For the reasons assigned, we find no genuine issues of material fact exist regarding custody (garde) of the seized property with respect to South Savings and that it was clearly entitled to judgment in its favor as a matter of law.[5] Therefore, the trial court correctly granted summary judgment dismissing plaintiffs' claim against South Savings.

ANSWER TO APPEAL

In an answer to plaintiffs' appeal, South Savings seeks an award of damages for frivolous appeal. However, even where contentions raised on appeal are without merit, if they nevertheless raise legitimate issues, damages for a frivolous appeal are not warranted. Rogers v. Parish of East Baton Rouge, 577 So. 2d 1068, 1073 (La.App. 1st Cir.), writ denied, 580 So. 2d 925 (1991). Although we have rejected the arguments made by plaintiffs, we believe they raised legitimate issues which were not made solely for the purpose of delay. Accordingly, South Savings' request for damages is denied.

DECREE

The judgment of the trial court is affirmed. Costs of this appeal are assessed against appellants, with one-half of the costs to be paid by Mr. and Mrs. Steven M. Bertini and one-half to be paid by Earlton T. Riley.

AFFIRMED.

NOTES

[1] Plaintiffs also named the following parties as defendants: Edward William Turncliff and his wife, Debra Kay Britton, John Poole (the purported tax sale purchaser of Lot 40), Sheriff Patrick J. Canulette, and XYZ Insurance Company. None of these defendants are parties to the present appeals.

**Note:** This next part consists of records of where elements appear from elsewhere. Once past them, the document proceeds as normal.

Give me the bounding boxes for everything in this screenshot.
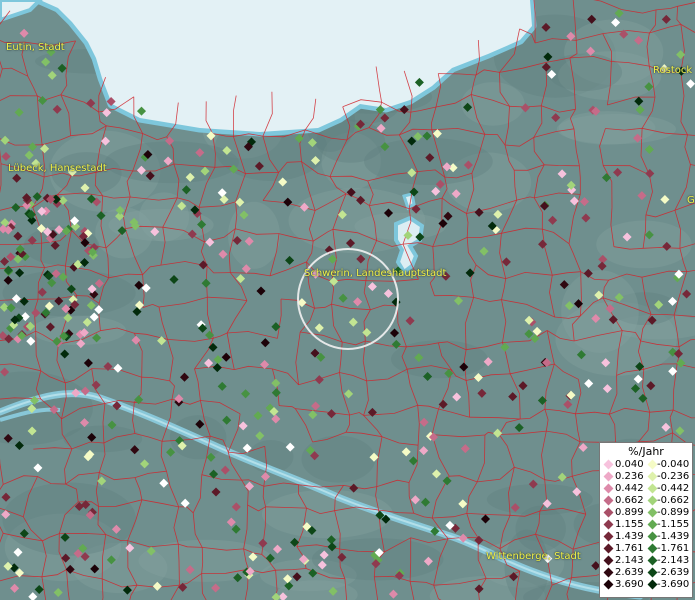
legend-value-negative: -2.639	[657, 567, 690, 578]
legend-value-positive: 1.761	[615, 543, 644, 554]
legend-swatch-positive	[603, 567, 614, 578]
legend-value-positive: 2.639	[615, 567, 644, 578]
legend-value-negative: -0.442	[657, 483, 690, 494]
legend-row: 0.442 -0.442	[603, 483, 690, 495]
city-label-g: G	[687, 195, 695, 206]
terrain-patch	[461, 82, 525, 126]
legend-swatch-positive	[603, 543, 614, 554]
legend-swatch-negative	[647, 531, 658, 542]
legend-value-negative: -0.236	[657, 471, 690, 482]
legend-swatch-negative	[647, 471, 658, 482]
legend-row: 1.761 -1.761	[603, 543, 690, 555]
legend-row: 0.040 -0.040	[603, 459, 690, 471]
legend-value-negative: -1.761	[657, 543, 690, 554]
legend-swatch-negative	[647, 567, 658, 578]
legend-value-negative: -0.040	[657, 459, 690, 470]
legend-swatch-positive	[603, 579, 614, 590]
legend-swatch-negative	[647, 579, 658, 590]
legend-swatch-positive	[603, 495, 614, 506]
legend-row: 1.439 -1.439	[603, 531, 690, 543]
legend-value-negative: -0.899	[657, 507, 690, 518]
legend-swatch-negative	[647, 483, 658, 494]
legend-swatch-positive	[603, 531, 614, 542]
legend-row: 0.236 -0.236	[603, 471, 690, 483]
terrain-patch	[515, 505, 566, 552]
legend-rows: 0.040 -0.040 0.236 -0.236 0.442 -0.442 0.662 -0…	[603, 459, 690, 591]
legend-row: 2.639 -2.639	[603, 567, 690, 579]
terrain-patch	[301, 435, 376, 483]
legend-swatch-positive	[603, 507, 614, 518]
terrain-patch	[228, 201, 280, 269]
legend-row: 3.690 -3.690	[603, 579, 690, 591]
legend-swatch-negative	[647, 495, 658, 506]
legend-value-positive: 0.899	[615, 507, 644, 518]
city-label-wittenberge: Wittenberge, Stadt	[486, 551, 581, 562]
legend-row: 1.155 -1.155	[603, 519, 690, 531]
legend-value-negative: -3.690	[657, 579, 690, 590]
legend-row: 0.662 -0.662	[603, 495, 690, 507]
legend-value-negative: -1.439	[657, 531, 690, 542]
map-canvas[interactable]	[0, 0, 695, 600]
legend-value-positive: 0.442	[615, 483, 644, 494]
legend-value-negative: -2.143	[657, 555, 690, 566]
legend-value-positive: 2.143	[615, 555, 644, 566]
terrain-patch	[2, 482, 136, 556]
legend-row: 2.143 -2.143	[603, 555, 690, 567]
legend-swatch-negative	[647, 507, 658, 518]
legend-swatch-positive	[603, 459, 614, 470]
legend-value-positive: 0.236	[615, 471, 644, 482]
legend-value-positive: 0.040	[615, 459, 644, 470]
city-label-schwerin: Schwerin, Landeshauptstadt	[304, 268, 447, 279]
legend-value-positive: 3.690	[615, 579, 644, 590]
legend-value-negative: -0.662	[657, 495, 690, 506]
legend-swatch-positive	[603, 483, 614, 494]
legend-swatch-negative	[647, 519, 658, 530]
legend-value-positive: 1.439	[615, 531, 644, 542]
legend: %/Jahr 0.040 -0.040 0.236 -0.236 0.442 -0.442…	[599, 442, 693, 598]
legend-swatch-positive	[603, 519, 614, 530]
city-label-rostock: Rostock	[653, 65, 693, 76]
terrain-patch	[104, 141, 239, 184]
terrain-patch	[63, 425, 143, 453]
legend-swatch-negative	[647, 555, 658, 566]
legend-row: 0.899 -0.899	[603, 507, 690, 519]
legend-swatch-positive	[603, 471, 614, 482]
legend-value-positive: 1.155	[615, 519, 644, 530]
legend-value-negative: -1.155	[657, 519, 690, 530]
city-label-luebeck: Lübeck, Hansestadt	[8, 163, 107, 174]
legend-swatch-positive	[603, 555, 614, 566]
legend-swatch-negative	[647, 459, 658, 470]
city-label-eutin: Eutin, Stadt	[6, 42, 65, 53]
legend-value-positive: 0.662	[615, 495, 644, 506]
legend-title: %/Jahr	[628, 445, 664, 458]
legend-swatch-negative	[647, 543, 658, 554]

[2] Mr. Riley was named as a defendant in a third-party petition filed by the Turncliffs. Although not clear from the record, Mr. Riley indicates in his brief that he was the owner of the lot upon which the tree fell.

[3] In applying La.C.C. art. 2317, the term "custody" has the same meaning as the French concept of "garde." Ross v. La Coste de Monterville, 502 So. 2d 1026, 1029 (La.1987).

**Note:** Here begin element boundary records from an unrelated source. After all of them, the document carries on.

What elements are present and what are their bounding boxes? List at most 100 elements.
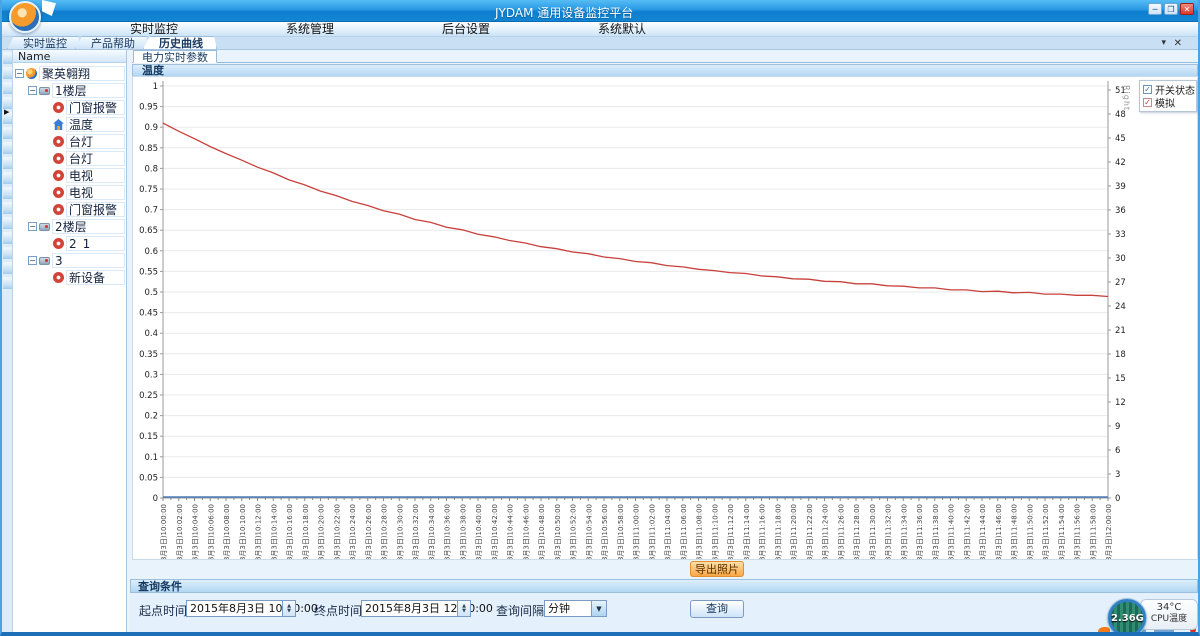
svg-text:(8月3日)11:36:00: (8月3日)11:36:00 (916, 504, 924, 559)
tree-node[interactable]: 电视 (13, 167, 126, 184)
svg-text:(8月3日)10:00:00: (8月3日)10:00:00 (160, 504, 168, 559)
fan-icon (53, 102, 64, 113)
start-time-input[interactable]: 2015年8月3日 10:00:00 (186, 600, 283, 617)
tab-power-realtime-params[interactable]: 电力实时参数 (133, 50, 217, 63)
tree-node-label[interactable]: 3 (52, 253, 125, 268)
splitter-tiles (3, 52, 12, 292)
svg-text:(8月3日)11:40:00: (8月3日)11:40:00 (948, 504, 956, 559)
svg-text:(8月3日)11:58:00: (8月3日)11:58:00 (1089, 504, 1097, 559)
spin-down-icon[interactable]: ▼ (287, 609, 291, 614)
end-time-spinner[interactable]: ▲ ▼ (458, 600, 471, 617)
spin-down-icon[interactable]: ▼ (462, 609, 466, 614)
start-time-spinner[interactable]: ▲ ▼ (283, 600, 296, 617)
tree-node[interactable]: 2_1 (13, 235, 126, 252)
tree-node[interactable]: 门窗报警 (13, 201, 126, 218)
tree-node-label[interactable]: 温度 (66, 117, 125, 132)
svg-text:(8月3日)11:50:00: (8月3日)11:50:00 (1026, 504, 1034, 559)
svg-text:(8月3日)10:24:00: (8月3日)10:24:00 (349, 504, 357, 559)
tree-node-label[interactable]: 台灯 (66, 134, 125, 149)
tree-node[interactable]: − 2楼层 (13, 218, 126, 235)
fan-icon (53, 136, 64, 147)
svg-text:0.7: 0.7 (144, 206, 158, 216)
tree-expander-icon[interactable]: − (28, 256, 37, 265)
tab[interactable]: 产品帮助 (75, 36, 149, 49)
minimize-button[interactable]: ─ (1148, 3, 1162, 15)
svg-text:0: 0 (153, 494, 158, 504)
svg-text:(8月3日)10:14:00: (8月3日)10:14:00 (270, 504, 278, 559)
tree-expander-icon[interactable]: − (28, 86, 37, 95)
svg-text:0.4: 0.4 (144, 329, 158, 339)
legend-item: ✓模拟 (1143, 96, 1193, 109)
tree-node-label[interactable]: 新设备 (66, 270, 125, 285)
menu-item[interactable]: 系统管理 (286, 22, 334, 37)
tree-node-label[interactable]: 电视 (66, 168, 125, 183)
tree-node[interactable]: 台灯 (13, 150, 126, 167)
tree-header[interactable]: Name (13, 50, 126, 63)
svg-text:18: 18 (1115, 350, 1126, 360)
interval-select[interactable]: 分钟 (544, 600, 592, 617)
legend-checkbox[interactable]: ✓ (1143, 98, 1152, 107)
tree-node[interactable]: − 1楼层 (13, 82, 126, 99)
tree-node-label[interactable]: 2楼层 (52, 219, 125, 234)
svg-text:0.55: 0.55 (139, 267, 158, 277)
fan-icon (53, 238, 64, 249)
tree-node-label[interactable]: 台灯 (66, 151, 125, 166)
tree-node[interactable]: 电视 (13, 184, 126, 201)
svg-text:(8月3日)11:10:00: (8月3日)11:10:00 (711, 504, 719, 559)
svg-text:(8月3日)10:38:00: (8月3日)10:38:00 (459, 504, 467, 559)
menu-item[interactable]: 系统默认 (598, 22, 646, 37)
app-title: JYDAM 通用设备监控平台 (495, 4, 633, 21)
tree-node[interactable]: 温度 (13, 116, 126, 133)
query-button[interactable]: 查询 (690, 600, 744, 618)
tree-node-label[interactable]: 门窗报警 (66, 202, 125, 217)
panel-splitter[interactable]: ▶ (2, 50, 13, 636)
select-arrow-icon[interactable]: ▼ (592, 600, 607, 617)
tree-node[interactable]: 新设备 (13, 269, 126, 286)
svg-text:(8月3日)10:18:00: (8月3日)10:18:00 (302, 504, 310, 559)
svg-text:(8月3日)11:38:00: (8月3日)11:38:00 (932, 504, 940, 559)
menu-item[interactable]: 实时监控 (130, 22, 178, 37)
tree-node[interactable]: − 聚英翱翔 (13, 65, 126, 82)
svg-text:0.05: 0.05 (139, 473, 158, 483)
svg-text:(8月3日)11:26:00: (8月3日)11:26:00 (837, 504, 845, 559)
menu-bar: 实时监控 系统管理 后台设置 系统默认 (2, 22, 1198, 37)
tree-node-label[interactable]: 2_1 (66, 236, 125, 251)
collapse-arrow-icon[interactable]: ▶ (4, 108, 9, 116)
svg-text:(8月3日)11:44:00: (8月3日)11:44:00 (979, 504, 987, 559)
tab[interactable]: 实时监控 (7, 36, 81, 49)
tree-expander-icon[interactable]: − (15, 69, 24, 78)
export-image-button[interactable]: 导出照片 (690, 561, 744, 577)
window-controls: ─ ❐ ✕ (1148, 3, 1194, 15)
tree-rows: −聚英翱翔−1楼层门窗报警温度台灯台灯电视电视门窗报警−2楼层2_1−3新设备 (13, 65, 126, 286)
svg-text:(8月3日)10:34:00: (8月3日)10:34:00 (428, 504, 436, 559)
legend-checkbox[interactable]: ✓ (1143, 85, 1152, 94)
cpu-temperature-label: CPU温度 (1141, 614, 1197, 625)
tree-expander-icon[interactable]: − (28, 222, 37, 231)
tree-node-label[interactable]: 门窗报警 (66, 100, 125, 115)
tree-node[interactable]: −3 (13, 252, 126, 269)
end-time-input[interactable]: 2015年8月3日 12:00:00 (361, 600, 458, 617)
device-icon (39, 223, 50, 231)
tree-node-label[interactable]: 1楼层 (52, 83, 125, 98)
tab-list-dropdown-icon[interactable]: ▾ (1161, 38, 1166, 48)
tree-node[interactable]: 门窗报警 (13, 99, 126, 116)
tree-node-label[interactable]: 电视 (66, 185, 125, 200)
svg-text:0.3: 0.3 (144, 370, 158, 380)
svg-text:48: 48 (1115, 110, 1126, 120)
end-time-label: 终点时间 (314, 602, 362, 619)
close-button[interactable]: ✕ (1180, 3, 1194, 15)
tree-node[interactable]: 台灯 (13, 133, 126, 150)
memory-gauge: 2.36G (1108, 599, 1146, 636)
tab[interactable]: 历史曲线 (143, 36, 217, 49)
export-strip: 导出照片 (132, 560, 1198, 579)
svg-text:(8月3日)11:04:00: (8月3日)11:04:00 (664, 504, 672, 559)
svg-text:24: 24 (1115, 302, 1126, 312)
tree-node-label[interactable]: 聚英翱翔 (39, 66, 125, 81)
menu-item[interactable]: 后台设置 (442, 22, 490, 37)
svg-text:(8月3日)11:42:00: (8月3日)11:42:00 (963, 504, 971, 559)
tab-close-icon[interactable]: ✕ (1174, 38, 1182, 49)
svg-text:(8月3日)11:22:00: (8月3日)11:22:00 (806, 504, 814, 559)
start-time-label: 起点时间 (139, 602, 187, 619)
restore-button[interactable]: ❐ (1164, 3, 1178, 15)
svg-text:(8月3日)11:18:00: (8月3日)11:18:00 (774, 504, 782, 559)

[4] This language was adopted by Acts 1991, No. 652, effective January 1, 1992. However, since it does not represent a change in the law relating to mortgages it is pertinent to the instant case. See, Revision Comments to this article.

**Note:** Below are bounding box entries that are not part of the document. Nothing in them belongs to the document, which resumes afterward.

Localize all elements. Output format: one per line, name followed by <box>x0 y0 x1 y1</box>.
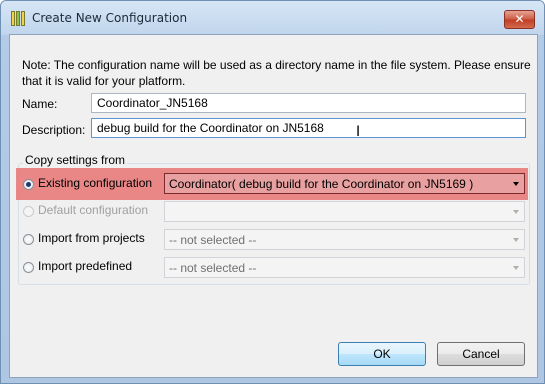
name-label: Name: <box>22 97 58 111</box>
dropdown-value: -- not selected -- <box>169 233 257 247</box>
text-cursor-icon: I <box>356 124 361 140</box>
chevron-down-icon <box>513 266 519 270</box>
radio-label: Import from projects <box>38 231 145 245</box>
radio-button[interactable] <box>23 179 34 190</box>
name-input[interactable]: Coordinator_JN5168 <box>91 93 526 113</box>
radio-label: Existing configuration <box>38 176 153 190</box>
close-button[interactable]: ✕ <box>504 10 535 29</box>
copy-settings-title: Copy settings from <box>23 153 128 167</box>
dropdown-value: Coordinator( debug build for the Coordin… <box>169 177 474 191</box>
chevron-down-icon <box>513 238 519 242</box>
description-label: Description: <box>22 123 86 137</box>
radio-button[interactable] <box>23 262 34 273</box>
existing-configuration-dropdown[interactable]: Coordinator( debug build for the Coordin… <box>164 173 525 194</box>
chevron-down-icon <box>513 210 519 214</box>
default-configuration-dropdown[interactable] <box>164 201 525 222</box>
import-predefined-dropdown[interactable]: -- not selected -- <box>164 257 525 278</box>
dialog-content: Note: The configuration name will be use… <box>9 34 538 378</box>
close-icon: ✕ <box>514 12 525 26</box>
dialog-window: Create New Configuration ✕ Note: The con… <box>0 0 545 384</box>
import-from-projects-dropdown[interactable]: -- not selected -- <box>164 229 525 250</box>
radio-label: Default configuration <box>38 203 149 217</box>
ok-button[interactable]: OK <box>338 342 426 366</box>
description-input[interactable]: debug build for the Coordinator on JN516… <box>91 118 526 138</box>
dialog-title: Create New Configuration <box>32 11 188 25</box>
cancel-button[interactable]: Cancel <box>437 342 525 366</box>
note-text: Note: The configuration name will be use… <box>22 58 531 88</box>
radio-button[interactable] <box>23 234 34 245</box>
chevron-down-icon <box>513 182 519 186</box>
eclipse-config-icon <box>11 11 25 26</box>
title-bar[interactable]: Create New Configuration ✕ <box>1 1 544 35</box>
radio-label: Import predefined <box>38 259 133 273</box>
dropdown-value: -- not selected -- <box>169 261 257 275</box>
radio-button[interactable] <box>23 206 34 217</box>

[5] In the present case, appellants argue that because the trial court rendered judgment in favor of South Savings without determining which of the parties had actual custody (garde) of Lot 40, genuine issues of material fact remain with respect to such custody which made the granting of summary judgment improper. This argument lacks merit. Even though there are genuine issues of material fact, as well as serious legal issues, concerning which of the other parties did have custody (garde) of the property, resolution of these issues is not necessary to a determination of whether South Savings had custody (garde) of Lot 40. Accordingly, these issues are not now before this court, as they likewise were not before the trial court on South Savings' motion for summary judgment.